A continuación desfila la hermandad de tambor ronco del Santísimo Cristo de la Humildad, más conocida popularmente como ‘Los Cebolletas’. Tras su desaparición en 1936, Pablo Lucena Arriero, su hermano mayor, la recupera en 1969 al donar la imagen, una talla realizada en pasta de madera en Olot, que fue restaurada en 2005 por Luis Torres Romero. Sus hermanos visten túnica verde y gorro de petaca blanco.

Después procesiona la hermandad de la Vera Cruz, reorganizada en 1998. Porta a hombros la imagen del Cristo de la Vera Cruz desde 2006 y también procesiona su antigua cruz realizada en madera de olivo en Castro del Río. Visten túnica grana y gorro blanco y sus hermanos portan cruces.
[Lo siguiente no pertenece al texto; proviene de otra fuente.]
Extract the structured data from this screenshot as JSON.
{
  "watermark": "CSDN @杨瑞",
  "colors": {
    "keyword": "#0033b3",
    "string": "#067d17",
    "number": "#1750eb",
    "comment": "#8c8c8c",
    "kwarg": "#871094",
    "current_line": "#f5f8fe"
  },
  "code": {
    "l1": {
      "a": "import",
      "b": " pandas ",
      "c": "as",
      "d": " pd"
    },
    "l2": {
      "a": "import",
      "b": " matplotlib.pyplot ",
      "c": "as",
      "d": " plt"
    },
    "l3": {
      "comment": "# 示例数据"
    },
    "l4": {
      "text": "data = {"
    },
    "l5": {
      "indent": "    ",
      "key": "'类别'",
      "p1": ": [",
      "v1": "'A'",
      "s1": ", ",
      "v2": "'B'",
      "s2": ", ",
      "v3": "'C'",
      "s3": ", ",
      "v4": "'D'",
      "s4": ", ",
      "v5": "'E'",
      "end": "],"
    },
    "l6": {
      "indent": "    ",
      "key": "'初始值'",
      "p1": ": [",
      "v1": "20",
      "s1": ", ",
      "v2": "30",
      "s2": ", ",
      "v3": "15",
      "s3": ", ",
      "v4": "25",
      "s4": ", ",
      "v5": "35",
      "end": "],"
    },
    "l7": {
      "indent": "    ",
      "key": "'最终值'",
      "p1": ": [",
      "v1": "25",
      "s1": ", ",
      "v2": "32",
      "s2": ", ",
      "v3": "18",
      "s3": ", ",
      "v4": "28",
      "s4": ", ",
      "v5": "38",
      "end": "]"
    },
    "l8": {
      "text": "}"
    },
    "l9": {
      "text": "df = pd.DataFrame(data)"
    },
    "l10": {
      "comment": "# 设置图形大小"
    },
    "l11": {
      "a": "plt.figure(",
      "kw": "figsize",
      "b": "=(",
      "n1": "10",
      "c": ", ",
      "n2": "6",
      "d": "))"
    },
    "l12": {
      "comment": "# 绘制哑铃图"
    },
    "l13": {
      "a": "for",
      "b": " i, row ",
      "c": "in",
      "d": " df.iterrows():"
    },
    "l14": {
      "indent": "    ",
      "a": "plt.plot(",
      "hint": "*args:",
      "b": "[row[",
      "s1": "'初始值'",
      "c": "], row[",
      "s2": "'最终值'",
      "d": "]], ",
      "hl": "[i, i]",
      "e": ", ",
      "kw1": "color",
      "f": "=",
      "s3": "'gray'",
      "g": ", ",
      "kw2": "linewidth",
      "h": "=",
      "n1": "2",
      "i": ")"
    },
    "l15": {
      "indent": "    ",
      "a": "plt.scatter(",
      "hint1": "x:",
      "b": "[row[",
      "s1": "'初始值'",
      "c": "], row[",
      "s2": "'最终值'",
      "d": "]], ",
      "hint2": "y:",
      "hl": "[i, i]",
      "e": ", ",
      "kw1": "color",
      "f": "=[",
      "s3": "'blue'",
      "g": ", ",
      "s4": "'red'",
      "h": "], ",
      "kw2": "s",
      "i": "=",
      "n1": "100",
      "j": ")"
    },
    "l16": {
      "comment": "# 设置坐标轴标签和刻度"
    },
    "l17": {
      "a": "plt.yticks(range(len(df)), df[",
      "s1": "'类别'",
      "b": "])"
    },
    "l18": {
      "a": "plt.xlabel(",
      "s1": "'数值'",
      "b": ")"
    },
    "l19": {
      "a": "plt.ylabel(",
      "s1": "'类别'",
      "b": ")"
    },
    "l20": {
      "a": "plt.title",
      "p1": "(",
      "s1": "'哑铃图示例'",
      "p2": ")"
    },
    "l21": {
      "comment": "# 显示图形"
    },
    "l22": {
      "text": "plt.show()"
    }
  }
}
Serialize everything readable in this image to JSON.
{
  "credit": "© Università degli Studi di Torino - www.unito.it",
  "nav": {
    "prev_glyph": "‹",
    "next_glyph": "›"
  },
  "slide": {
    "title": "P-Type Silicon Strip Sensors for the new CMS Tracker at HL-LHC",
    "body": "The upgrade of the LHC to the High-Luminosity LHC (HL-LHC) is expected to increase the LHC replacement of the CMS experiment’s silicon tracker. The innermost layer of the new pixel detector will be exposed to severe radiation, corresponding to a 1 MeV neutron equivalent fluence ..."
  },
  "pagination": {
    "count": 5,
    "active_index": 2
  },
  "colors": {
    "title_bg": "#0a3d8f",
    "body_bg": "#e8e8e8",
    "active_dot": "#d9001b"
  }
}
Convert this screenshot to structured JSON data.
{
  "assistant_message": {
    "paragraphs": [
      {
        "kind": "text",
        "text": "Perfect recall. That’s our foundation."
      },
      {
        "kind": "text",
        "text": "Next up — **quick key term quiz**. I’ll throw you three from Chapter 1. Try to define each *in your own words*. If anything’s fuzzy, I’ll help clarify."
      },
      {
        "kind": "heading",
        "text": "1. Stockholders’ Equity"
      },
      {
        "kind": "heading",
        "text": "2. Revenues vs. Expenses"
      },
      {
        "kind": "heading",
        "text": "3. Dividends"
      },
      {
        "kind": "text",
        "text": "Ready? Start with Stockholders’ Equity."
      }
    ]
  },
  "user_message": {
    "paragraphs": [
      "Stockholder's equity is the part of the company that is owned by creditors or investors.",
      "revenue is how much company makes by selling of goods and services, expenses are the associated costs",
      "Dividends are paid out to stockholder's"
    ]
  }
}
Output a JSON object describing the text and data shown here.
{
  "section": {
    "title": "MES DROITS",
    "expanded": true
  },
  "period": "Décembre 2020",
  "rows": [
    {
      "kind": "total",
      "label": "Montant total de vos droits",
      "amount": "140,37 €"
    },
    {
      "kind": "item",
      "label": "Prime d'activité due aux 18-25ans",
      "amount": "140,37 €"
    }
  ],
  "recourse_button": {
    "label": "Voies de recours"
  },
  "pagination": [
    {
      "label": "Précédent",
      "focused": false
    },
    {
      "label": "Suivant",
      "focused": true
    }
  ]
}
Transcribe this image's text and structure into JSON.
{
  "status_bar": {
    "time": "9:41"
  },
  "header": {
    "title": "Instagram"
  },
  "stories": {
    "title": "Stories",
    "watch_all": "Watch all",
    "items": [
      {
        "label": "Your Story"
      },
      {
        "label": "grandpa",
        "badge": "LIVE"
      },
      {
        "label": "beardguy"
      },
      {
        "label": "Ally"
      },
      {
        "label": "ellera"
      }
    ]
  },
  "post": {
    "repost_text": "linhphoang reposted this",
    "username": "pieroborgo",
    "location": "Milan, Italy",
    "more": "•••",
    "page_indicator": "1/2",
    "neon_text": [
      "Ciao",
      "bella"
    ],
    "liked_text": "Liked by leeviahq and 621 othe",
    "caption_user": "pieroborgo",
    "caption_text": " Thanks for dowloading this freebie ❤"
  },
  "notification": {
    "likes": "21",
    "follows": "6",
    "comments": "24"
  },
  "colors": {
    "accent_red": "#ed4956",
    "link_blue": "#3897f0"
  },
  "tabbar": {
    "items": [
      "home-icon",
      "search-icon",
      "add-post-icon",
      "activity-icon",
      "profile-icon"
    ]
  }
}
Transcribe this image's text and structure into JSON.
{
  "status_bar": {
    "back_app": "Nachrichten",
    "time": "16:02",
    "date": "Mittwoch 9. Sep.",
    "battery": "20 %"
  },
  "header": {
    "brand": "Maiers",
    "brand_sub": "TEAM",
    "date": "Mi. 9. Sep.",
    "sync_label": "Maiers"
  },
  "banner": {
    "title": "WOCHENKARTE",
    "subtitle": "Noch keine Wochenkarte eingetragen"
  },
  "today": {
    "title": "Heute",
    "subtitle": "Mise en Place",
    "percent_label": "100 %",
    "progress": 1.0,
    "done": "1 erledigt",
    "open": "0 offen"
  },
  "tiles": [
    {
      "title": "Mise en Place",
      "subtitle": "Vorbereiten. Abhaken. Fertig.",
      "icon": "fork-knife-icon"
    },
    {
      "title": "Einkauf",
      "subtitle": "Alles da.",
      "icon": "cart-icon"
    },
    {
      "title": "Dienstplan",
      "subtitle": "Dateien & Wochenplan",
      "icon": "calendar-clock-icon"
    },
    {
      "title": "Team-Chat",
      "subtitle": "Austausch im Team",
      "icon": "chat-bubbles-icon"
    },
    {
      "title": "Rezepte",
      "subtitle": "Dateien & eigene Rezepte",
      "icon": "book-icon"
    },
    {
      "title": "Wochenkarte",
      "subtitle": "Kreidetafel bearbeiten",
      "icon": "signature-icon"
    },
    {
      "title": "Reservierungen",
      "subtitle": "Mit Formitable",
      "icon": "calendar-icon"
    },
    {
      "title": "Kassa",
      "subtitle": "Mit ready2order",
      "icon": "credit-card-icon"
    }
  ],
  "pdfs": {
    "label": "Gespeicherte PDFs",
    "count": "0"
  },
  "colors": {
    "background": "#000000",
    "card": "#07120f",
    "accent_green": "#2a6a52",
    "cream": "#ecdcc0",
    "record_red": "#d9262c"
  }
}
Junto a la hermandad de la Vera Cruz, la de San Juan es una de las últimas que se han recuperado en la Semana Santa baenense, concretamente en el año 1987, aunque su origen data de la época fundacional de la cofradía. La imagen es de vestir, con busto, manos y pies en madera y fue realizada por Miguel Arjona Navarro. Sus hermanos visten túnica verde y capirucho y capa blancos. El desfile procesional se cierra con la hermandad de María Santísima de la Esperanza de San Juan, cuyos orígenes se encuentran también en la época fundacional de la cofradía. La imagen, de vestir, es del siglo XVII y restaurada en 1940. Sus cofrades lucen túnica azul cielo y capirucho y capa blancos.